Assim, o texto final do Tratado de Versalhes, assinado em 28 de junho de 1919, contém, entre os artigos 387 e 399, os termos gerais da constituição da OIT. O rascunho para esse estatuto começou a ser preparado em fevereiro, com o histórico sindicalista norte-americano Samuel Gompers conduzindo as discussões. Uma das propostas, trazidas pela delegação inglesa, era a instituição de um parlamento internacional do trabalho, capaz de elaborar leis que seriam seguidas pelos países signatários. A ideia vitoriosa, porém, foi trazida pelos EUA: uma organização que deliberaria sobre normas e recomendações, sem força de lei e com cumprimento incentivado e conduzido pela nascente Liga das Nações.
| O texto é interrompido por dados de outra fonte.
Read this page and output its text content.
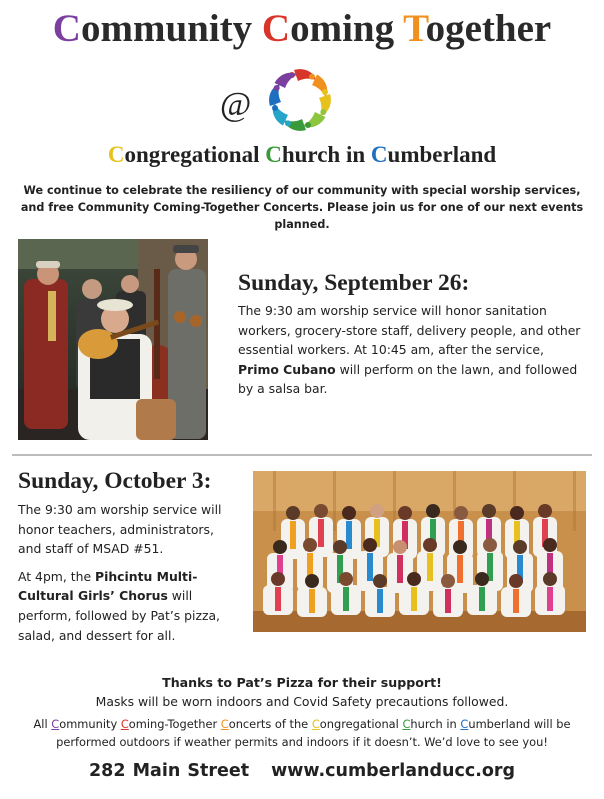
Community Coming Together
@
Congregational Church in Cumberland
We continue to celebrate the resiliency of our community with special worship services,
and free Community Coming-Together Concerts. Please join us for one of our next events planned.
Sunday, September 26:

The 9:30 am worship service will honor sanitation workers, grocery-store staff, delivery people, and other essential workers. At 10:45 am, after the service, Primo Cubano will perform on the lawn, and followed by a salsa bar.

Sunday, October 3:

The 9:30 am worship service will honor teachers, administrators, and staff of MSAD #51.

At 4pm, the Pihcintu Multi-Cultural Girls’ Chorus will perform, followed by Pat’s pizza, salad, and dessert for all.

Thanks to Pat’s Pizza for their support!
Masks will be worn indoors and Covid Safety precautions followed.
All Community Coming-Together Concerts of the Congregational Church in Cumberland will be
performed outdoors if weather permits and indoors if it doesn’t. We’d love to see you!
282 Main Street www.cumberlanducc.org
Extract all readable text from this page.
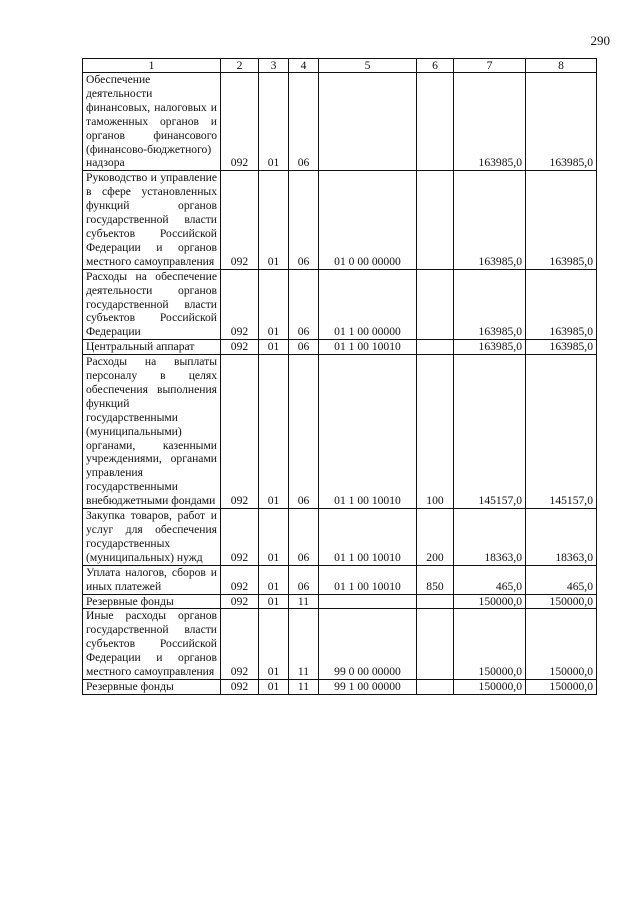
290
1	2	3	4	5	6	7	8
Обеспечение деятельности финансовых, налоговых и таможенных органов и органов финансового (финансово-бюджетного) надзора	092	01	06			163985,0	163985,0
Руководство и управление в сфере установленных функций органов государственной власти субъектов Российской Федерации и органов местного самоуправления	092	01	06	01 0 00 00000		163985,0	163985,0
Расходы на обеспечение деятельности органов государственной власти субъектов Российской Федерации	092	01	06	01 1 00 00000		163985,0	163985,0
Центральный аппарат	092	01	06	01 1 00 10010		163985,0	163985,0
Расходы на выплаты персоналу в целях обеспечения выполнения функций государственными (муниципальными) органами, казенными учреждениями, органами управления государственными внебюджетными фондами	092	01	06	01 1 00 10010	100	145157,0	145157,0
Закупка товаров, работ и услуг для обеспечения государственных (муниципальных) нужд	092	01	06	01 1 00 10010	200	18363,0	18363,0
Уплата налогов, сборов и иных платежей	092	01	06	01 1 00 10010	850	465,0	465,0
Резервные фонды	092	01	11			150000,0	150000,0
Иные расходы органов государственной власти субъектов Российской Федерации и органов местного самоуправления	092	01	11	99 0 00 00000		150000,0	150000,0
Резервные фонды	092	01	11	99 1 00 00000		150000,0	150000,0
Na primeira Conferência, ocorrida pouco mais de seis meses depois do acordo de paz, foram adotadas seis convenções. A primeira delas trazia a limitação da jornada de trabalho a 8 horas diárias, ou 48 horas semanais, acolhendo uma demanda histórica de mais de um século. As outras disposições aprovadas no encontro referem-se à proteção à maternidade, à luta contra o desemprego, à definição da idade mínima de 14 anos para o trabalho na indústria e à proibição do trabalho noturno de mulheres e menores de 18 anos.
Desde então, a OIT tem se mantido fiel a seu princípio fundamental, de que só é possível alcançar a paz por meio da justiça social. A sede oficial em Genebra foi estabelecida em 1920, mesmo ano em que Albert Thomas assumiu como primeiro diretor-geral. Mesmo durante a Segunda Guerra Mundial, o órgão manteve-se ativo, mudando temporariamente sua sede para a cidade canadense de Montreal e adotando, em 1944, a Declaração de Filadélfia, anexada à constituição da OIT e até hoje servindo como carta de princípios da organização. Esse mesmo documento seria, anos depois, modelo para a Declaração Universal dos Direitos Humanos, além de nortear os esforços que gerariam, em 1945, a Carta fundadora da Organização das Nações Unidas (ONU), substituta da Liga das Nações.
Entre as bandeiras encampadas pela OIT, estão a necessidade de instituir sistemas de seguridade social (1925), a abolição progressiva do trabalho forçado ou obrigatório (1930), a igualdade de remuneração para homens e mulheres (1951), a adoção de idade mínima para admissão em emprego (1973) e a proibição imediata, entre os países signatários, de formas consideradas degradantes de trabalho infantil (1999). Em 1960, a OIT criou o Instituto Internacional de Estudos do Trabalho, consolidado seis anos depois a partir do Centro Internacional de Formação da OIT, localizado em Turim, na Itália.
Agraciada em seu 50º aniversário (1969) com o Nobel da Paz, a Organização Internacional do Trabalho segue exercendo importante papel no estabelecimento de legislações trabalhistas entre seus 187 estados membros. Atualmente presidida pelo cientista político britânico Guy Ryder, é a única entidade tripartite da ONU, com representação de governos, organizações de empregadores e entidades ligadas aos trabalhadores. Em anos recentes, o órgão adotou importantes diretrizes para encarar os desafios das relações de trabalho contemporâneas, como a Declaração dos Direitos e Princípios Fundamentais no Trabalho (1998) e a Declaração sobre Justiça Social para uma Globalização Equitativa (2008).